Nein, Herr van Gaal wollte nicht, das war klar. Und so sagte er auf die Frage, ob Torhüter Michael Rensing denn Pluspunkte gesammelt habe, ziemlich deutlich, dass er eigentlich nichts sagen möchte. "Ich denke, dass das eine rhetorische Frage ist." Dann sah er den Fragesteller mit einem Ausdruck an, den man entweder als Mitleid oder Herausforderung interpretieren konnte.
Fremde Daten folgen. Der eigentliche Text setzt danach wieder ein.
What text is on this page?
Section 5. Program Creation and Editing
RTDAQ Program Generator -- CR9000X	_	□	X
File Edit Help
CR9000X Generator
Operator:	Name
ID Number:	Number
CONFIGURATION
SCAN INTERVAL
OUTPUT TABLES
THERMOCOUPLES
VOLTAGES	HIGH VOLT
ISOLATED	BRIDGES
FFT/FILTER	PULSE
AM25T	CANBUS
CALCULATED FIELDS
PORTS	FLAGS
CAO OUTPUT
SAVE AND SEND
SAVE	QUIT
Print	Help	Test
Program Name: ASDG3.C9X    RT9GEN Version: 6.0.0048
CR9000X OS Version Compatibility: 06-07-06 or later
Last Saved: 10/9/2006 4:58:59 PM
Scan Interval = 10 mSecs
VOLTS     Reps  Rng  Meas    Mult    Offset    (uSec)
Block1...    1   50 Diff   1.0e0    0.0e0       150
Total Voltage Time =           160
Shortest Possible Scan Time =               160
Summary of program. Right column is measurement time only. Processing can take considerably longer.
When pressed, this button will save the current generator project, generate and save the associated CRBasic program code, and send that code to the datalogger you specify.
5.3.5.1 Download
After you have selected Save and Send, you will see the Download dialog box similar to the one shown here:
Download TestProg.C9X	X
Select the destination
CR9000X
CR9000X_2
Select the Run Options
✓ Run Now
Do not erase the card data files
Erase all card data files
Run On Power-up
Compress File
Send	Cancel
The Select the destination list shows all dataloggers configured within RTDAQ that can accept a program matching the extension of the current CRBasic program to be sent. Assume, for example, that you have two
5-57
Immerhin hatte dafür die Mannschaft mit dem 7:6-Finalsieg nach Elfmeterschießen gegen Manchester United wie schon tags zuvor beim 4:1-Mailand einige Antworten geliefert - vor allem zur Arbeit ihres Trainers. Denn obwohl der Audi-Cup sich irgendwo zwischen letztem Härtestest und namhaft besetztem Gauditurnier mit internationalem Flair bewegt, lieferte er doch die Erkenntnis: Van Gaal hat die Bayern schon jetzt so geprägt, wie sich das der Verein nach dem eher ganzheitlichen Ansatz des verhinderten Unternehmensberaters Jürgen Klinsmann gewünscht hat, nämlich im Stile eines klassischen Ausbilders und Fußballlehrers.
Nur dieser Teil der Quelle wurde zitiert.